AdrianBruce wrote:jmurphy wrote:
... It's interesting to see a technical person admit what I feel has been intuitively obvious all along -- Ancestry, in trying to provide hints and trees and Member Connect, and suggested records, and all this other gunk which doesn't pertain to searching record collections and retrieving records, has bitten off more than it can chew ...
Sorry - I don't follow your logic at all. Assuming I understand your description of the Site Alerts page correctly, this doesn't imply that Ancestry has bitten off more than it can chew. It's simply standard practice - "Tell the customers what's going on". Because things are never perfect in real life and every so often, even with the most robust site in the world, things will go awry.
"Tell the customers what is going on" should be standard practice, I agree -- but Ancestry has been particularly bad about it, if the comments I've seen on the Ancestry blog are anything to go by.
My remarks that Ancestry has bitten off more than it can chew are a non-IT person's way of saying that their current setup won't scale up any longer -- that is my interpretation of this part of the blog post:
As I mentioned in my last post, the amount of data that we host on the site, along with the complexity of the services we offer (trees, search, records, hinting, etc.), has led us to a point where we began to experience performance and stability issues with our site. In the past, we’ve been able to add hardware to keep up with needs, but now we have to make smart and purposeful changes to our infrastructure, which are taking time for us to execute. - See more at:
http://blogs.ancestry.com/ancestry/2013 ... Hnv1f.dpuf
As for your other point:
AdrianBruce wrote:As for your comment about accurate indexes, the choice is not between an accurately indexed City Directory collection and an inaccurately indexed one. The choice is between an inaccurately indexed one and (virtually) no directories at all. It is simply not viable to index all those directories manually, so OCR technology needs to be used. If the original documents are small and the original films taken at small magnification (neither of which are Ancestry's responsibility, I suspect) then you're on a loser straight away. Interestingly, my gut feeling is that later documents and films are better, implying the original paper and / or film are higher quality, as the OCR system is the same in both cases.
I understand why OCR technology needs to be used, and its limitations. What I don't like is that if I find a place where the OCR has not worked, and it has simply skipped several lines of entries on a page, there is no way to do anything about it. For one of the large commercial databases I use as part of my job, every detail page about a product has a link on the bottom of the page that says "Notify our database administration group about errors in the data". There is a way to submit feedback to Ancestry if you can't retrieve an image, but that's it.
The only solution they have is for people to submit corrections to the index lines which are already there.
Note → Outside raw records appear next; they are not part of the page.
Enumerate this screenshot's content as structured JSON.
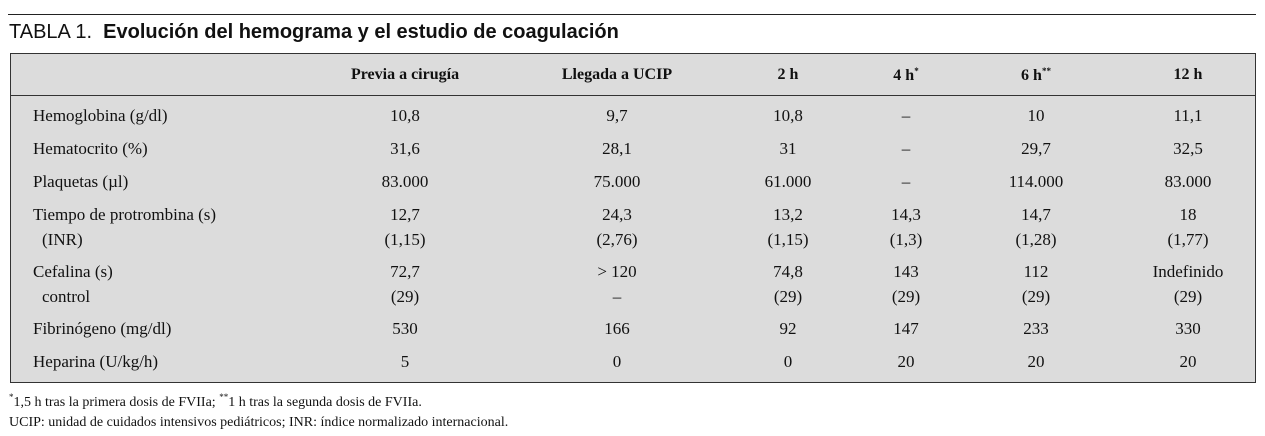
{
  "title": {
    "number": "TABLA 1.",
    "text": "Evolución del hemograma y el estudio de coagulación"
  },
  "table": {
    "header": [
      {
        "text": "Previa a cirugía"
      },
      {
        "text": "Llegada a UCIP"
      },
      {
        "text": "2 h"
      },
      {
        "text": "4 h",
        "sup": "*"
      },
      {
        "text": "6 h",
        "sup": "**"
      },
      {
        "text": "12 h"
      }
    ],
    "rows": [
      {
        "label": "Hemoglobina (g/dl)",
        "values": [
          "10,8",
          "9,7",
          "10,8",
          "–",
          "10",
          "11,1"
        ]
      },
      {
        "label": "Hematocrito (%)",
        "values": [
          "31,6",
          "28,1",
          "31",
          "–",
          "29,7",
          "32,5"
        ]
      },
      {
        "label": "Plaquetas (µl)",
        "values": [
          "83.000",
          "75.000",
          "61.000",
          "–",
          "114.000",
          "83.000"
        ]
      },
      {
        "label": "Tiempo de protrombina (s)",
        "values": [
          "12,7",
          "24,3",
          "13,2",
          "14,3",
          "14,7",
          "18"
        ],
        "sub": {
          "label": "(INR)",
          "values": [
            "(1,15)",
            "(2,76)",
            "(1,15)",
            "(1,3)",
            "(1,28)",
            "(1,77)"
          ]
        }
      },
      {
        "label": "Cefalina (s)",
        "values": [
          "72,7",
          "> 120",
          "74,8",
          "143",
          "112",
          "Indefinido"
        ],
        "sub": {
          "label": "control",
          "values": [
            "(29)",
            "–",
            "(29)",
            "(29)",
            "(29)",
            "(29)"
          ]
        }
      },
      {
        "label": "Fibrinógeno (mg/dl)",
        "values": [
          "530",
          "166",
          "92",
          "147",
          "233",
          "330"
        ]
      },
      {
        "label": "Heparina (U/kg/h)",
        "values": [
          "5",
          "0",
          "0",
          "20",
          "20",
          "20"
        ]
      }
    ]
  },
  "footnotes": [
    {
      "sup": "*",
      "text": "1,5 h tras la primera dosis de FVIIa; ",
      "sup2": "**",
      "text2": "1 h tras la segunda dosis de FVIIa."
    },
    {
      "text": "UCIP: unidad de cuidados intensivos pediátricos; INR: índice normalizado internacional."
    }
  ]
}
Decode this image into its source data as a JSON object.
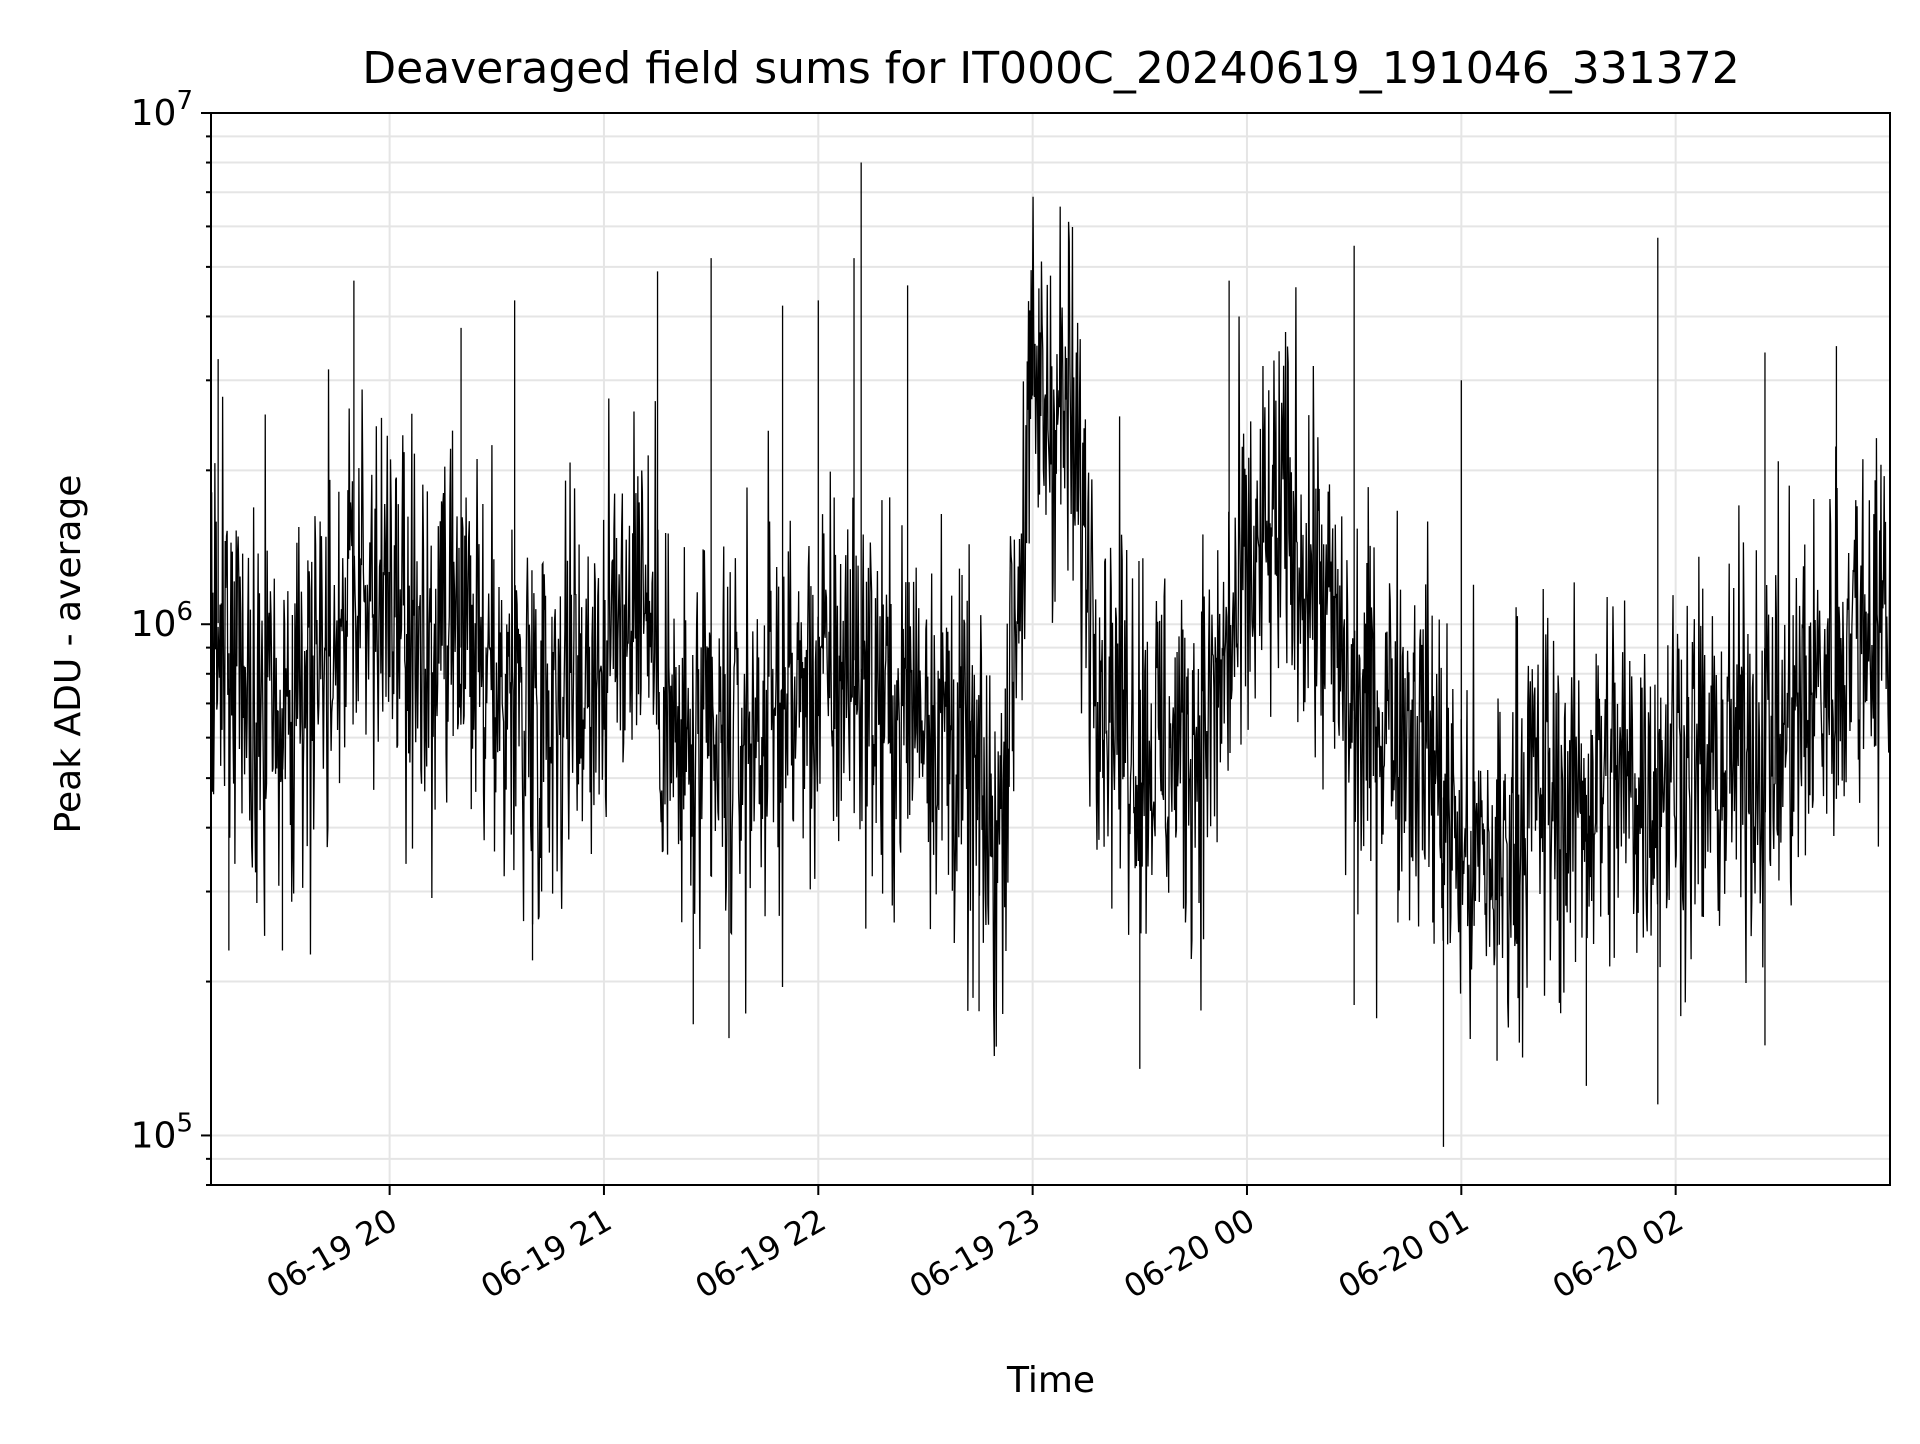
{
  "chart_data": {
    "type": "line",
    "title": "Deaveraged field sums for IT000C_20240619_191046_331372",
    "xlabel": "Time",
    "ylabel": "Peak ADU - average",
    "yscale": "log",
    "ylim": [
      80000,
      10000000
    ],
    "xlim": [
      "2024-06-19 19:10",
      "2024-06-20 03:00"
    ],
    "grid": true,
    "legend": "none",
    "colors": {
      "line": "#000000",
      "grid": "#e5e5e5",
      "axes": "#000000",
      "background": "#ffffff"
    },
    "x_ticks": [
      {
        "label": "06-19 20",
        "time": "2024-06-19 20:00"
      },
      {
        "label": "06-19 21",
        "time": "2024-06-19 21:00"
      },
      {
        "label": "06-19 22",
        "time": "2024-06-19 22:00"
      },
      {
        "label": "06-19 23",
        "time": "2024-06-19 23:00"
      },
      {
        "label": "06-20 00",
        "time": "2024-06-20 00:00"
      },
      {
        "label": "06-20 01",
        "time": "2024-06-20 01:00"
      },
      {
        "label": "06-20 02",
        "time": "2024-06-20 02:00"
      }
    ],
    "y_ticks": [
      {
        "base": "10",
        "exp": "5",
        "value": 100000
      },
      {
        "base": "10",
        "exp": "6",
        "value": 1000000
      },
      {
        "base": "10",
        "exp": "7",
        "value": 10000000
      }
    ],
    "series": [
      {
        "color": "#000000",
        "x": [
          "2024-06-19 19:10",
          "2024-06-19 19:20",
          "2024-06-19 19:30",
          "2024-06-19 19:40",
          "2024-06-19 19:50",
          "2024-06-19 20:00",
          "2024-06-19 20:10",
          "2024-06-19 20:20",
          "2024-06-19 20:30",
          "2024-06-19 20:40",
          "2024-06-19 20:50",
          "2024-06-19 21:00",
          "2024-06-19 21:10",
          "2024-06-19 21:20",
          "2024-06-19 21:30",
          "2024-06-19 21:40",
          "2024-06-19 21:50",
          "2024-06-19 22:00",
          "2024-06-19 22:10",
          "2024-06-19 22:20",
          "2024-06-19 22:30",
          "2024-06-19 22:40",
          "2024-06-19 22:50",
          "2024-06-19 23:00",
          "2024-06-19 23:10",
          "2024-06-19 23:20",
          "2024-06-19 23:30",
          "2024-06-19 23:40",
          "2024-06-19 23:50",
          "2024-06-20 00:00",
          "2024-06-20 00:10",
          "2024-06-20 00:20",
          "2024-06-20 00:30",
          "2024-06-20 00:40",
          "2024-06-20 00:50",
          "2024-06-20 01:00",
          "2024-06-20 01:10",
          "2024-06-20 01:20",
          "2024-06-20 01:30",
          "2024-06-20 01:40",
          "2024-06-20 01:50",
          "2024-06-20 02:00",
          "2024-06-20 02:10",
          "2024-06-20 02:20",
          "2024-06-20 02:30",
          "2024-06-20 02:40",
          "2024-06-20 02:50",
          "2024-06-20 03:00"
        ],
        "values": [
          1100000,
          700000,
          650000,
          900000,
          1200000,
          1050000,
          800000,
          900000,
          750000,
          700000,
          800000,
          850000,
          1300000,
          550000,
          520000,
          600000,
          700000,
          750000,
          850000,
          650000,
          750000,
          550000,
          350000,
          2800000,
          2600000,
          800000,
          600000,
          550000,
          650000,
          1200000,
          1600000,
          1200000,
          650000,
          700000,
          600000,
          350000,
          330000,
          480000,
          430000,
          500000,
          480000,
          550000,
          500000,
          580000,
          600000,
          750000,
          1000000,
          1100000
        ]
      }
    ],
    "spike_highs": [
      {
        "time": "2024-06-19 19:12",
        "value": 3300000
      },
      {
        "time": "2024-06-19 19:50",
        "value": 4700000
      },
      {
        "time": "2024-06-19 20:20",
        "value": 3800000
      },
      {
        "time": "2024-06-19 20:35",
        "value": 4300000
      },
      {
        "time": "2024-06-19 21:15",
        "value": 4900000
      },
      {
        "time": "2024-06-19 21:30",
        "value": 5200000
      },
      {
        "time": "2024-06-19 21:50",
        "value": 4200000
      },
      {
        "time": "2024-06-19 22:00",
        "value": 4300000
      },
      {
        "time": "2024-06-19 22:10",
        "value": 5200000
      },
      {
        "time": "2024-06-19 22:12",
        "value": 8000000
      },
      {
        "time": "2024-06-19 22:25",
        "value": 4600000
      },
      {
        "time": "2024-06-19 23:00",
        "value": 4400000
      },
      {
        "time": "2024-06-19 23:55",
        "value": 4700000
      },
      {
        "time": "2024-06-20 00:30",
        "value": 5500000
      },
      {
        "time": "2024-06-20 01:00",
        "value": 3000000
      },
      {
        "time": "2024-06-20 01:55",
        "value": 5700000
      },
      {
        "time": "2024-06-20 02:25",
        "value": 3400000
      },
      {
        "time": "2024-06-20 02:45",
        "value": 3500000
      }
    ],
    "spike_lows": [
      {
        "time": "2024-06-19 19:15",
        "value": 230000
      },
      {
        "time": "2024-06-19 19:30",
        "value": 230000
      },
      {
        "time": "2024-06-19 20:40",
        "value": 220000
      },
      {
        "time": "2024-06-19 21:25",
        "value": 165000
      },
      {
        "time": "2024-06-19 21:35",
        "value": 155000
      },
      {
        "time": "2024-06-19 22:45",
        "value": 175000
      },
      {
        "time": "2024-06-19 23:30",
        "value": 135000
      },
      {
        "time": "2024-06-20 00:30",
        "value": 180000
      },
      {
        "time": "2024-06-20 00:55",
        "value": 95000
      },
      {
        "time": "2024-06-20 01:10",
        "value": 140000
      },
      {
        "time": "2024-06-20 01:35",
        "value": 125000
      },
      {
        "time": "2024-06-20 01:55",
        "value": 115000
      },
      {
        "time": "2024-06-20 02:25",
        "value": 150000
      }
    ]
  }
}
If I had a service like that, I would want to have a means whereby errors found by users could be reported to a forum, like this one, properly tagged with place and surname and publication date, so that users who were working on those families or in those areas could search for alerts for records which an ordinary search won't find. That to me would be better than the scenario they have now, where one of my husband's relatives was
"corrected" to have her mother's maiden name in a census index, as if it were her own maiden name, and gross mistakes in indexing can't be addressed at all.
Edited to add: it's nice to see that this thread might end up being useful as a catch-all for "I'm having technical problems with Ancestry" posts where we can help each other. Maybe there are similar areas on Ancestry's forums, but the forum software is so primitive, I don't often go there.